The Department of Defense commemorates the tremendous impact of African-American contributions to the United States and is especially appreciative of those who have served proudly as United States Marines, according to Marine Administration message 054/10.
“Both in the Navy and Marine Corps, tradition is a big part of who we are and we’re here to honor those who came before us,” said Petty Officer 2nd Class Matthew Ebarb, master of ceremonies for the event and Zwolle, La. native. “There are a lot of African-Americans who made significant contributions to both the Navy and Marine Corps.”
During the ceremony, servicemembers performed several songs including “Amazing Grace" and the “Black National Anthem.” Skits such as the Rosa Parks story were reenacted and a brief presentation was given on the history of African-Americans in the military and government. The history presentation included men such as Colin Powell and President Barack H. Obama
“I think everyone was able to get a lot of information out of the event, whether it was old or new,” said Staff Sgt. Anthony Bynum, the aviation operations chief with Marine Medium Helicopter Squadron 265 Reinforced (HMM-265 REIN), 31st MEU and Vernon, Ala native. “This was the perfect opportunity for us to come together and honor those who paved the way for all of us today.”

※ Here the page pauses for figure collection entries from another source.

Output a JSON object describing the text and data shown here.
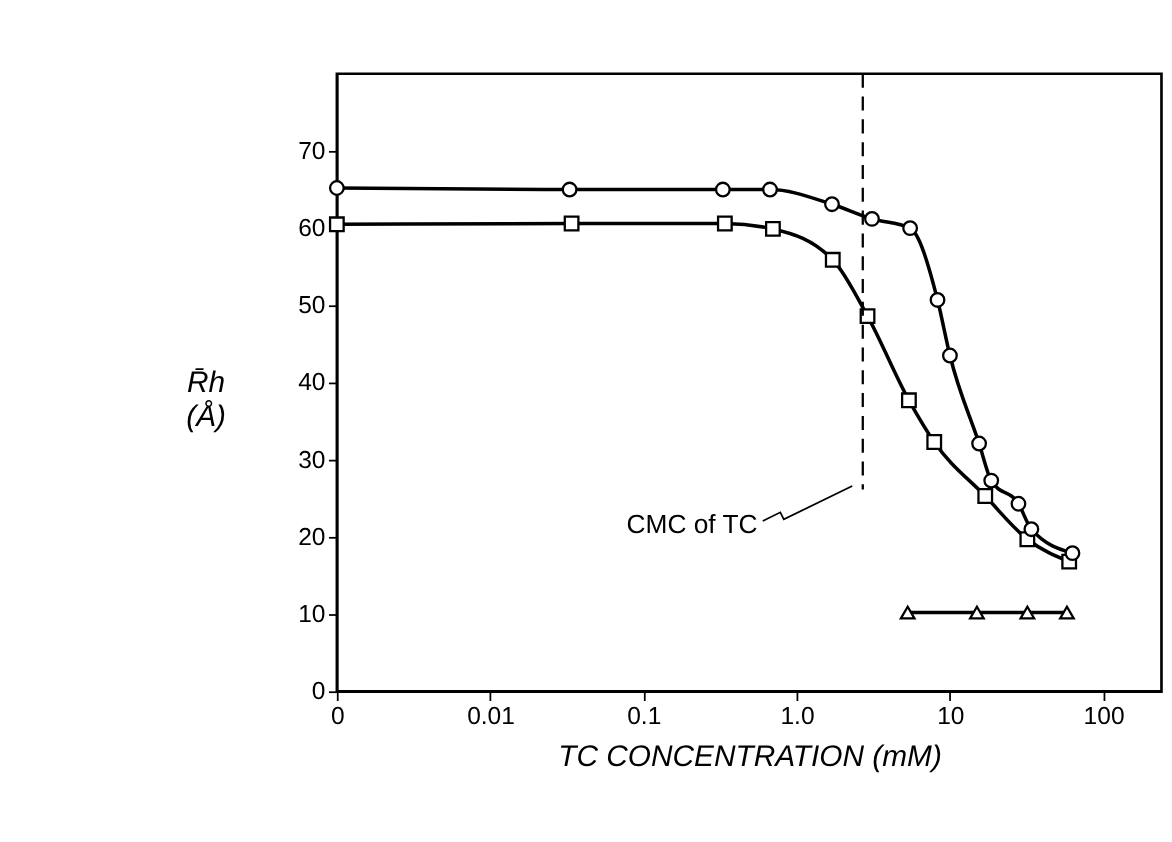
{
  "chart_data": {
    "type": "line",
    "xlabel": "TC CONCENTRATION (mM)",
    "ylabel": "R̄h (Å)",
    "log": "x",
    "xlim": [
      0.001,
      240
    ],
    "ylim": [
      0,
      80
    ],
    "xticks": [
      {
        "value": 0.001,
        "label": "0"
      },
      0.01,
      0.1,
      {
        "value": 1,
        "label": "1.0"
      },
      10,
      100
    ],
    "yticks": [
      0,
      10,
      20,
      30,
      40,
      50,
      60,
      70
    ],
    "grid": false,
    "legend": false,
    "line_style": "solid",
    "series": [
      {
        "color": "#000000",
        "marker": "circle",
        "x": [
          0.001,
          0.033,
          0.33,
          0.67,
          1.7,
          3.1,
          5.5,
          8.3,
          10,
          15.5,
          18.6,
          28,
          34,
          63
        ],
        "values": [
          65.2,
          65,
          65,
          65,
          63.1,
          61.2,
          60,
          50.7,
          43.5,
          32.1,
          27.3,
          24.3,
          21,
          17.9
        ]
      },
      {
        "color": "#000000",
        "marker": "square",
        "x": [
          0.001,
          0.034,
          0.34,
          0.7,
          1.72,
          2.9,
          5.4,
          7.9,
          17,
          32,
          60
        ],
        "values": [
          60.5,
          60.6,
          60.6,
          59.9,
          55.9,
          48.6,
          37.7,
          32.3,
          25.3,
          19.7,
          16.8
        ]
      },
      {
        "color": "#000000",
        "marker": "triangle",
        "x": [
          5.3,
          15,
          32,
          58
        ],
        "values": [
          10.2,
          10.2,
          10.2,
          10.2
        ]
      }
    ],
    "ref_lines": [
      {
        "axis": "x",
        "value": 2.7,
        "line_style": "dashed",
        "color": "#000000"
      }
    ],
    "annotations": [
      "CMC of TC"
    ]
  }
}
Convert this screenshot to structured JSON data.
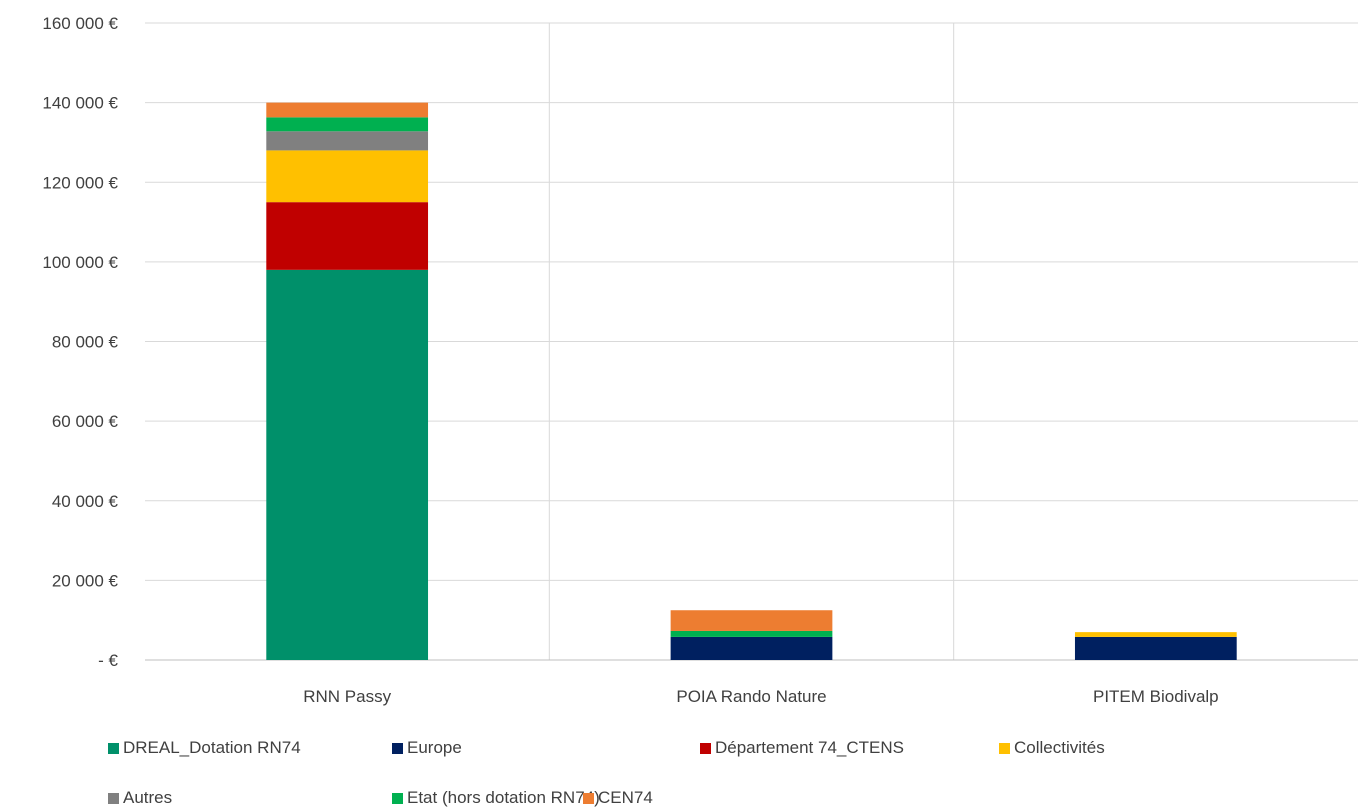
{
  "chart_data": {
    "type": "bar",
    "stacked": true,
    "categories": [
      "RNN Passy",
      "POIA Rando Nature",
      "PITEM Biodivalp"
    ],
    "y_ticks": [
      {
        "value": 0,
        "label": "-  €"
      },
      {
        "value": 20000,
        "label": "20 000 €"
      },
      {
        "value": 40000,
        "label": "40 000 €"
      },
      {
        "value": 60000,
        "label": "60 000 €"
      },
      {
        "value": 80000,
        "label": "80 000 €"
      },
      {
        "value": 100000,
        "label": "100 000 €"
      },
      {
        "value": 120000,
        "label": "120 000 €"
      },
      {
        "value": 140000,
        "label": "140 000 €"
      },
      {
        "value": 160000,
        "label": "160 000 €"
      }
    ],
    "ylim": [
      0,
      160000
    ],
    "grid": true,
    "legend_position": "bottom",
    "series": [
      {
        "name": "DREAL_Dotation RN74",
        "color": "#00906A",
        "values": [
          98000,
          0,
          0
        ]
      },
      {
        "name": "Europe",
        "color": "#002060",
        "values": [
          0,
          5800,
          5800
        ]
      },
      {
        "name": "Département 74_CTENS",
        "color": "#C00000",
        "values": [
          17000,
          0,
          0
        ]
      },
      {
        "name": "Collectivités",
        "color": "#FFC000",
        "values": [
          13000,
          0,
          1200
        ]
      },
      {
        "name": "Autres",
        "color": "#808080",
        "values": [
          4800,
          0,
          0
        ]
      },
      {
        "name": "Etat (hors dotation RN74)",
        "color": "#00B050",
        "values": [
          3500,
          1500,
          0
        ]
      },
      {
        "name": "CEN74",
        "color": "#ED7D31",
        "values": [
          3700,
          5200,
          0
        ]
      }
    ]
  }
}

Cmdr. Laredo Bell, ARG chief engineer and the ceremony’s guest speaker, gave a brief history of his family and spoke on the significance of Black History Month.
“The reason I feel that it is important is because you should always take time to remember history and the past. In the African-American community, our history was lost for many years,” said Bell, a New Haven, Mich. native. “It’s extremely important to have the opportunity to celebrate this occasion. Hopefully, it gives people a better understanding of the culture and diversity that everyone contributed to help form freedom and liberties we celebrate today.”

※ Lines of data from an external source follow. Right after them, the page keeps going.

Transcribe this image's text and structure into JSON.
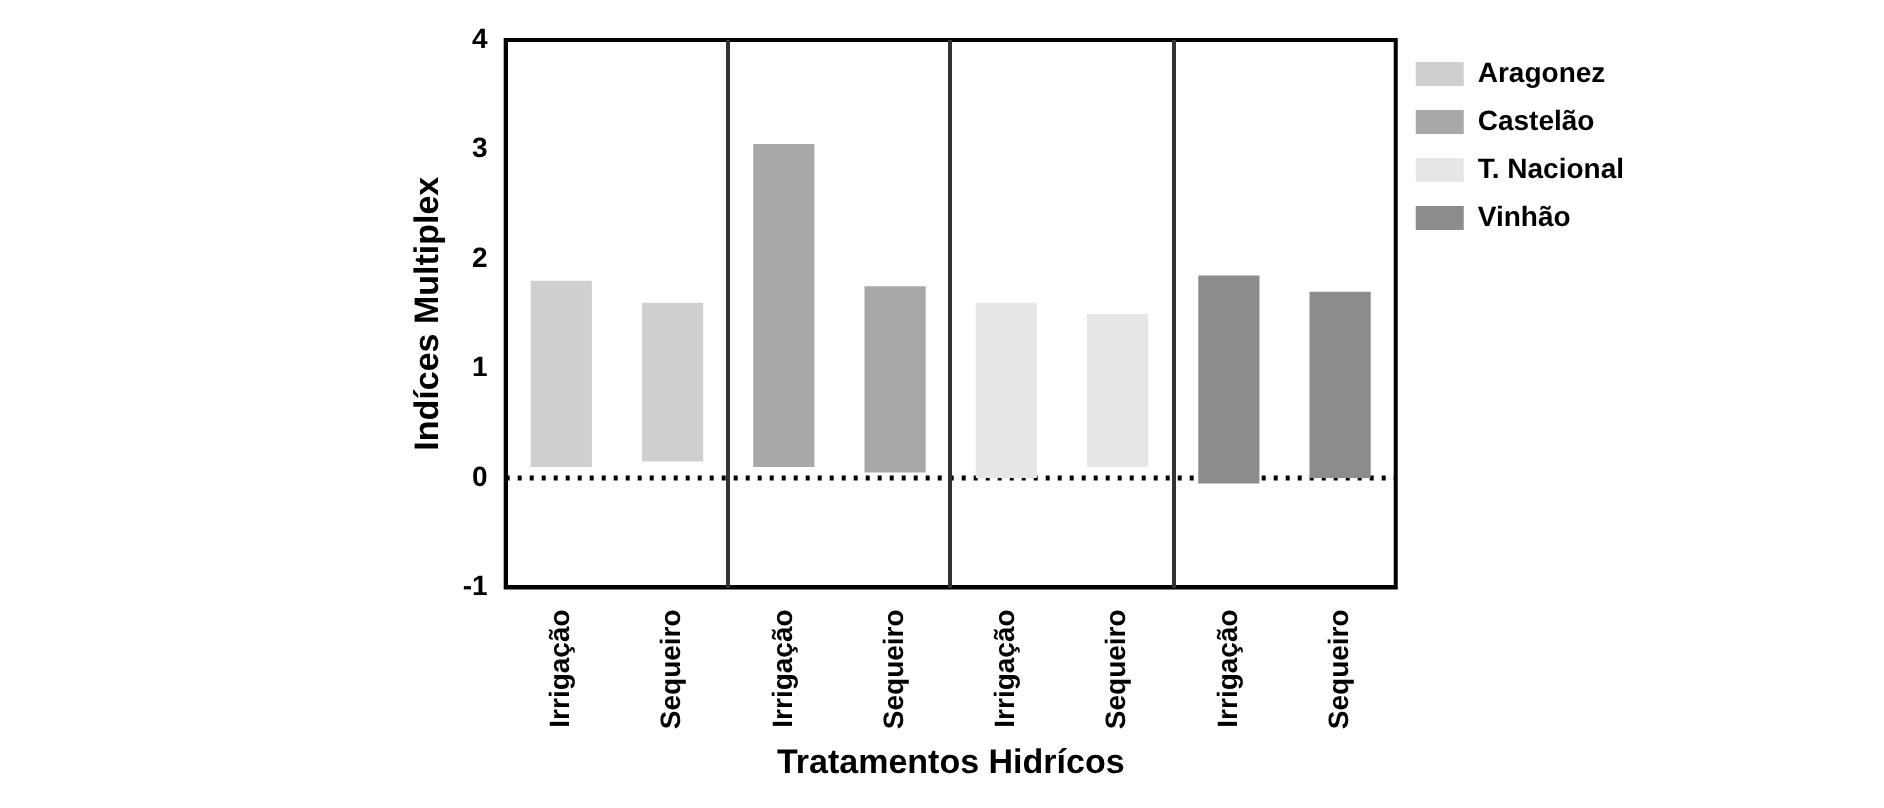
{
  "chart_data": {
    "type": "bar",
    "xlabel": "Tratamentos Hidrícos",
    "ylabel": "Indíces Multiplex",
    "categories": [
      "Irrigação",
      "Sequeiro",
      "Irrigação",
      "Sequeiro",
      "Irrigação",
      "Sequeiro",
      "Irrigação",
      "Sequeiro"
    ],
    "series": [
      {
        "name": "Aragonez",
        "color": "#cfcfcf",
        "values": [
          1.7,
          1.45,
          null,
          null,
          null,
          null,
          null,
          null
        ],
        "base": [
          0.1,
          0.15,
          null,
          null,
          null,
          null,
          null,
          null
        ]
      },
      {
        "name": "Castelão",
        "color": "#a8a8a8",
        "values": [
          null,
          null,
          2.95,
          1.7,
          null,
          null,
          null,
          null
        ],
        "base": [
          null,
          null,
          0.1,
          0.05,
          null,
          null,
          null,
          null
        ]
      },
      {
        "name": "T. Nacional",
        "color": "#e6e6e6",
        "values": [
          null,
          null,
          null,
          null,
          1.6,
          1.4,
          null,
          null
        ],
        "base": [
          null,
          null,
          null,
          null,
          0,
          0.1,
          null,
          null
        ]
      },
      {
        "name": "Vinhão",
        "color": "#8c8c8c",
        "values": [
          null,
          null,
          null,
          null,
          null,
          null,
          1.9,
          1.7
        ],
        "base": [
          null,
          null,
          null,
          null,
          null,
          null,
          -0.05,
          0
        ]
      }
    ],
    "ylim": [
      -1,
      4
    ],
    "yticks": [
      -1,
      0,
      1,
      2,
      3,
      4
    ],
    "ref_lines": [
      {
        "axis": "y",
        "value": 0,
        "line_style": "dotted"
      }
    ],
    "grid": false,
    "legend": "right"
  }
}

African-American history month originated as Negro History week in 1926 through the leadership of historian Dr. Carter G. Woodson. Woodson, founder of the association for the study of African-American life and history, sought to create an observance to recognize and honor the heritage, accomplishments, and contributions made by African-Americans to American society.
MARADMIN 054/10 encourages Marines and sailors to take time to recognize and celebrate the dedicated service and contributions of African-Americans to the United States and Marine Corps. Commanders are advised to conduct programs and promote participation in observance events at their commands and in the local community.